Jika Anda tidak mendapat cukup kalsium dalam pola makan Anda, tanyakan tentang
kemungkinan konsumsi suplemen kalsium. Untuk mencegah keretakan tulang atau
pengobatan osteoporosis, Anda memerlukan dosis kalsium sebanyak 1,2 gram per
hari dan vitamin D sebanyak 20 mikrogram. Dosis ini hanya bisa didapatkan
terutama dari obat-obatan yang diformulasikan dalam resep dokter.
 Bisphosphonate
Obat yang menjaga kepadatan tulang dan mengurangi risiko keretakan ini biasa
diberikan dalam bentuk tablet atau suntikan. Bisphosphonate bekerja dengan
memperlambat laju sel-sel yang meluruhkan tulang (osteoclast). Ada beberapa
bisphosphonate berbeda seperti alendronate, etidronate, ibandronate, risedronate,
dan asam zolendronic. Selalu ikuti petunjuk penggunaan obat yang diberikan dokter
mengenai dosis dan cara konsumsi yang benar. Iritasi pada kerongkongan, kesulitan
menelan, dan sakit perut bisa menjadi efek samping yang timbul dari mengonsumsi
bisphosphonate meski belum tentu terjadi pada setiap orang. Efek samping lain yang
sangat jarang terjadi adalah nekrosis pada rahang.
 Strontium ranelate
Strontium ranelate dikonsumsi dalam bentuk bubuk yang dilarutkan dalam air. Obat
ini bisa menjadi alternatif jika penggunaan bisphosphonate dirasa tidak cocok.
Strontium ranelate memicu sel-sel yang membentuk jaringan tulang yang baru
(osteoblasts) dan menekan kinerja sel-sel peluruh tulang. Efek samping yang
mungkin timbul pada konsumsi strontium ranelate adalah mual dan diare.
 Obat-obatan yang Bersifat Hormon
Pengobatan hormon meliputi pemberian SERMs, terapi penggantian hormon, testosteron,
hormon paratiroid, dan kalsitonin.
 Selective estrogen receptor modulators (SERMs)

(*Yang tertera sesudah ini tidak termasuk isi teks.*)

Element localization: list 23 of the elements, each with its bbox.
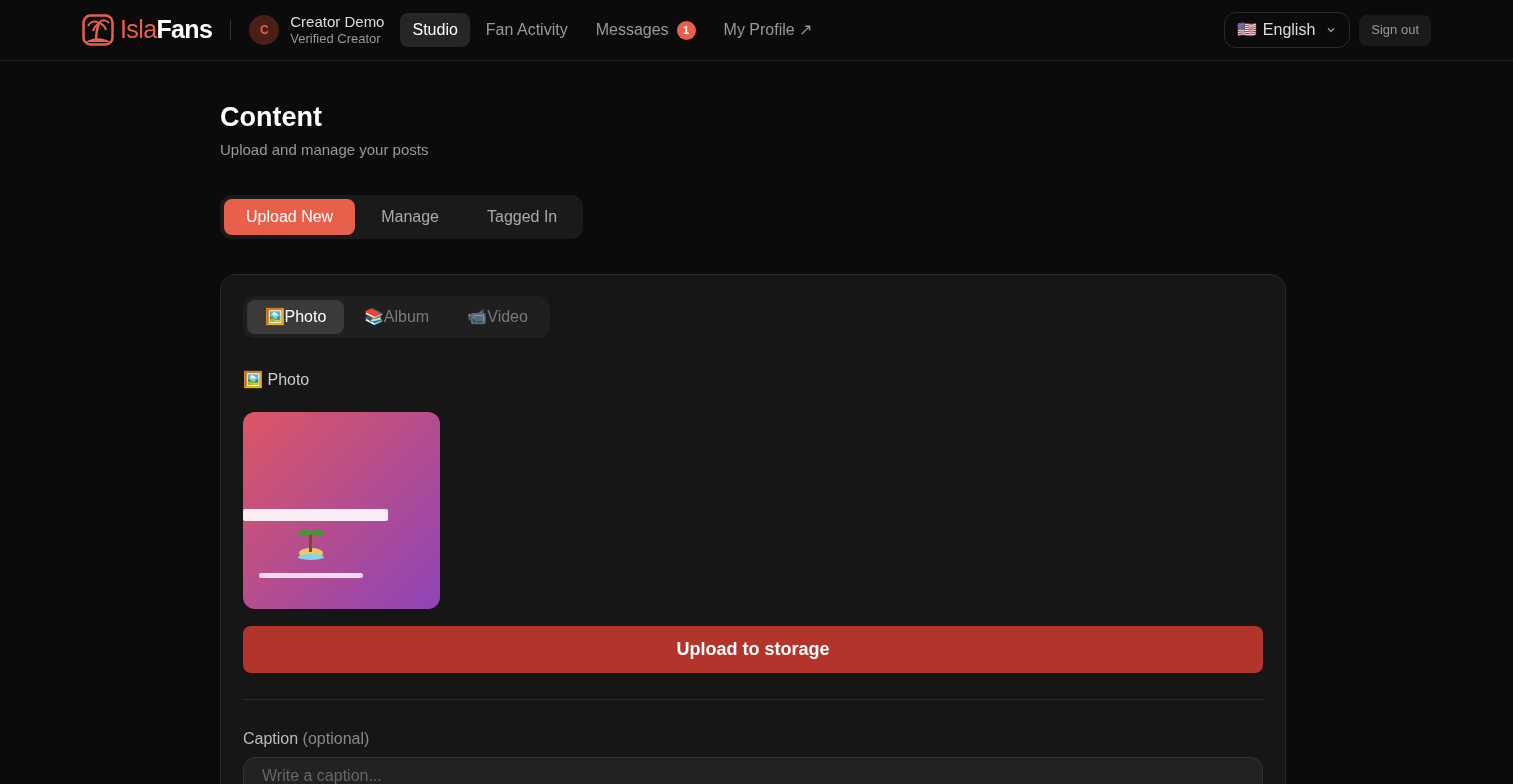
tab[interactable]: Tagged In (465, 199, 580, 236)
sign-out-button[interactable]: Sign out (1359, 14, 1431, 46)
tab[interactable]: Manage (359, 199, 461, 236)
caption-label: Caption (optional) (243, 729, 371, 750)
palm-tree-logo-icon (82, 14, 114, 46)
media-type-tab[interactable]: 🖼Photo (247, 300, 344, 335)
user-name: Creator Demo (290, 12, 385, 32)
media-type-tab[interactable]: 📚Album (347, 300, 446, 335)
unread-badge: 1 (676, 20, 696, 40)
caption-field[interactable]: Write a caption... (243, 757, 1263, 784)
user-role: Verified Creator (290, 31, 382, 48)
brand-name: IslaFans (120, 14, 213, 46)
page-subtitle: Upload and manage your posts (220, 139, 430, 160)
nav-link[interactable]: Messages 1 (583, 13, 708, 47)
section-label: 🖼 Photo (243, 369, 311, 391)
nav-link[interactable]: My Profile ↗ (711, 13, 825, 47)
language-dropdown[interactable]: 🇺🇸 English (1223, 12, 1351, 48)
avatar: C (249, 15, 280, 45)
nav-link[interactable]: Fan Activity (473, 13, 580, 47)
page-title: Content (220, 101, 323, 134)
upload-button[interactable]: Upload to storage (243, 626, 1263, 674)
media-type-tab[interactable]: 📹Video (449, 300, 546, 335)
nav-link[interactable]: Studio (400, 13, 470, 47)
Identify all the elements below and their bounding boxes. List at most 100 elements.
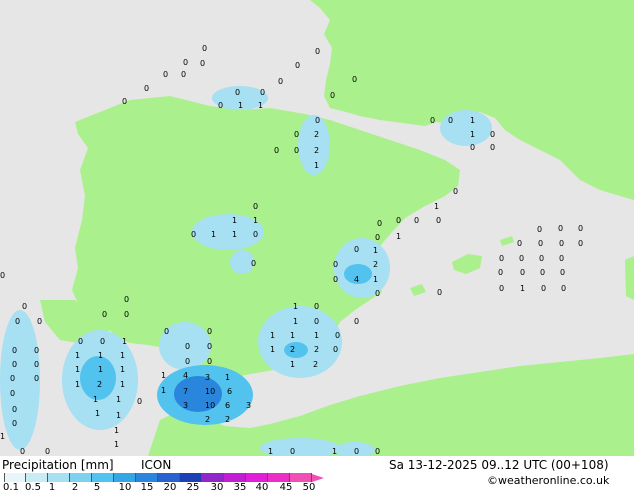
precip-value-label: 0 xyxy=(253,230,258,239)
precip-value-label: 0 xyxy=(375,233,380,242)
precip-value-label: 0 xyxy=(12,346,17,355)
precip-value-label: 0 xyxy=(578,239,583,248)
precip-value-label: 0 xyxy=(144,84,149,93)
legend-swatch xyxy=(26,473,48,482)
legend-swatch xyxy=(246,473,268,482)
precip-value-label: 10 xyxy=(205,401,215,410)
precip-value-label: 0 xyxy=(191,230,196,239)
legend-swatch xyxy=(202,473,224,482)
precip-value-label: 0 xyxy=(253,202,258,211)
legend-swatch xyxy=(70,473,92,482)
legend-tick-label: 2 xyxy=(71,482,79,493)
precip-value-label: 0 xyxy=(354,245,359,254)
precip-value-label: 0 xyxy=(354,317,359,326)
precip-value-label: 0 xyxy=(541,284,546,293)
precip-value-label: 0 xyxy=(375,289,380,298)
legend-tick-label: 0.1 xyxy=(3,482,19,493)
precip-value-label: 0 xyxy=(294,130,299,139)
precip-value-label: 1 xyxy=(270,331,275,340)
precip-value-label: 1 xyxy=(75,380,80,389)
precip-value-label: 0 xyxy=(45,447,50,456)
legend-tick-label: 15 xyxy=(140,482,154,493)
precip-value-label: 0 xyxy=(335,331,340,340)
legend-tick-label: 30 xyxy=(210,482,224,493)
precip-value-label: 1 xyxy=(332,447,337,456)
precip-value-label: 1 xyxy=(120,380,125,389)
legend-swatch xyxy=(48,473,70,482)
precip-value-label: 0 xyxy=(430,116,435,125)
precip-value-label: 1 xyxy=(396,232,401,241)
precip-value-label: 6 xyxy=(227,387,232,396)
precip-value-label: 0 xyxy=(200,59,205,68)
precip-value-label: 0 xyxy=(352,75,357,84)
precip-value-label: 0 xyxy=(560,268,565,277)
precip-value-label: 0 xyxy=(218,101,223,110)
precip-value-label: 10 xyxy=(205,387,215,396)
precip-value-label: 0 xyxy=(278,77,283,86)
precip-value-label: 1 xyxy=(93,395,98,404)
precip-value-label: 0 xyxy=(333,275,338,284)
precip-value-label: 0 xyxy=(12,419,17,428)
precip-value-label: 1 xyxy=(95,409,100,418)
legend-tick-label: 0.5 xyxy=(25,482,41,493)
precip-value-label: 1 xyxy=(268,447,273,456)
precip-value-label: 0 xyxy=(185,342,190,351)
precip-value-label: 2 xyxy=(314,130,319,139)
precip-value-label: 2 xyxy=(314,146,319,155)
legend-tick-label: 50 xyxy=(302,482,316,493)
precip-value-label: 1 xyxy=(373,275,378,284)
precip-value-label: 1 xyxy=(114,426,119,435)
precip-value-label: 0 xyxy=(559,254,564,263)
map-title: Precipitation [mm] xyxy=(2,458,114,472)
precip-value-label: 0 xyxy=(235,88,240,97)
model-name: ICON xyxy=(141,458,172,472)
precip-value-label: 4 xyxy=(183,371,188,380)
precip-value-label: 1 xyxy=(270,345,275,354)
precip-value-label: 0 xyxy=(185,357,190,366)
precip-value-label: 0 xyxy=(207,342,212,351)
precip-value-label: 0 xyxy=(448,116,453,125)
precip-value-label: 0 xyxy=(295,61,300,70)
precip-value-label: 0 xyxy=(294,146,299,155)
precip-value-label: 1 xyxy=(293,317,298,326)
precip-value-label: 0 xyxy=(561,284,566,293)
precip-value-label: 1 xyxy=(314,161,319,170)
precip-value-label: 0 xyxy=(520,268,525,277)
legend-tick-label: 5 xyxy=(93,482,101,493)
precip-value-label: 0 xyxy=(377,219,382,228)
precip-value-label: 0 xyxy=(559,239,564,248)
precip-value-label: 1 xyxy=(238,101,243,110)
legend-tick-label: 40 xyxy=(255,482,269,493)
precip-value-label: 0 xyxy=(354,447,359,456)
precip-value-label: 2 xyxy=(290,345,295,354)
precip-value-label: 0 xyxy=(517,239,522,248)
precip-value-label: 1 xyxy=(258,101,263,110)
precip-value-label: 0 xyxy=(78,337,83,346)
precip-value-label: 0 xyxy=(499,284,504,293)
precip-value-label: 0 xyxy=(274,146,279,155)
precip-value-label: 2 xyxy=(205,415,210,424)
legend-swatch xyxy=(224,473,246,482)
precip-value-label: 3 xyxy=(183,401,188,410)
legend-arrow xyxy=(312,473,324,482)
precip-value-label: 1 xyxy=(373,246,378,255)
precip-value-label: 0 xyxy=(202,44,207,53)
legend-swatch xyxy=(136,473,158,482)
precip-value-label: 1 xyxy=(98,365,103,374)
precip-value-label: 1 xyxy=(434,202,439,211)
precip-value-label: 1 xyxy=(116,395,121,404)
precip-value-label: 0 xyxy=(537,225,542,234)
legend-swatch xyxy=(4,473,26,482)
precip-value-label: 0 xyxy=(0,271,5,280)
precip-value-label: 1 xyxy=(0,432,5,441)
precip-value-label: 2 xyxy=(373,260,378,269)
precip-value-label: 0 xyxy=(490,143,495,152)
precip-value-label: 0 xyxy=(34,374,39,383)
legend-tick-label: 1 xyxy=(48,482,56,493)
precip-value-label: 1 xyxy=(75,365,80,374)
precip-value-label: 0 xyxy=(436,216,441,225)
credit-link[interactable]: ©weatheronline.co.uk xyxy=(487,474,609,488)
precip-value-label: 0 xyxy=(396,216,401,225)
legend-tick-label: 25 xyxy=(186,482,200,493)
precip-value-label: 1 xyxy=(211,230,216,239)
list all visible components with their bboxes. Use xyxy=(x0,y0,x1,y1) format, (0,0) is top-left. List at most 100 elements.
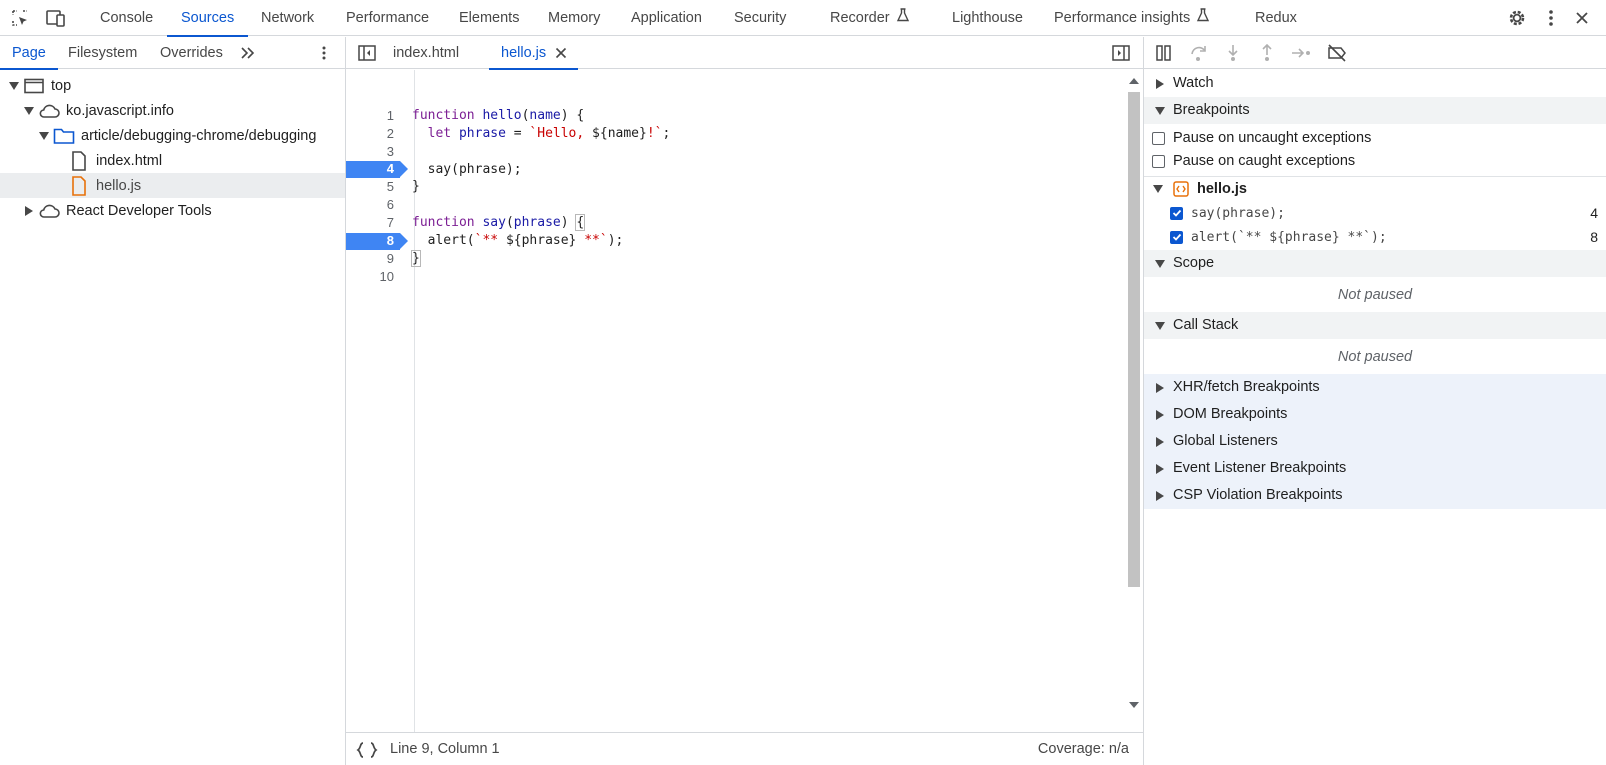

SERMs adalah obat yang menjaga kepadatan tulang dan mengurangi risiko retak,
terutama pada tulang punggung. Satu-satunya bentuk SERMs yang tersedia untuk
pengobatan osteoporosis adalah raloxifene, garam hidroklorida. Raloxifene
dikonsumsi tiap hari dalam bentuk tablet. Efek samping penggunaan raloxifene
adalah:
 rasa panas/berkeringat di malam hari
 kram kaki
 meningkatkan risiko terjadinya gumpalan darah
 Terapi penggantian hormon
Terapi berupa hormon estrogen ini ditujukan bagi wanita pada
masa menopause untuk menjaga kepadatan tulang dan mengurangi risiko keretakan
selama pengobatan. Meski begitu terapi ini tidak secara spesifik direkomendasikan
untuk pengobatan osteoporosis. Bahkan saat ini hampir tidak lagi digunakan karena
berisiko memicu timbulnya beberapa penyakit lain seperti kanker payudara, kanker
endometrium, kanker ovarium dan stroke. Sebaiknya diskusikan lebih lanjut
mengenai pengaruh dari terapi ini bersama dokter Anda.
 Pengobatan testosterone
Pengobatan testosteron khususnya diterapkan kepada para pria pengidap
Hipogonadisme atau ketidakmampuan memroduksi hormon seks dengan normal.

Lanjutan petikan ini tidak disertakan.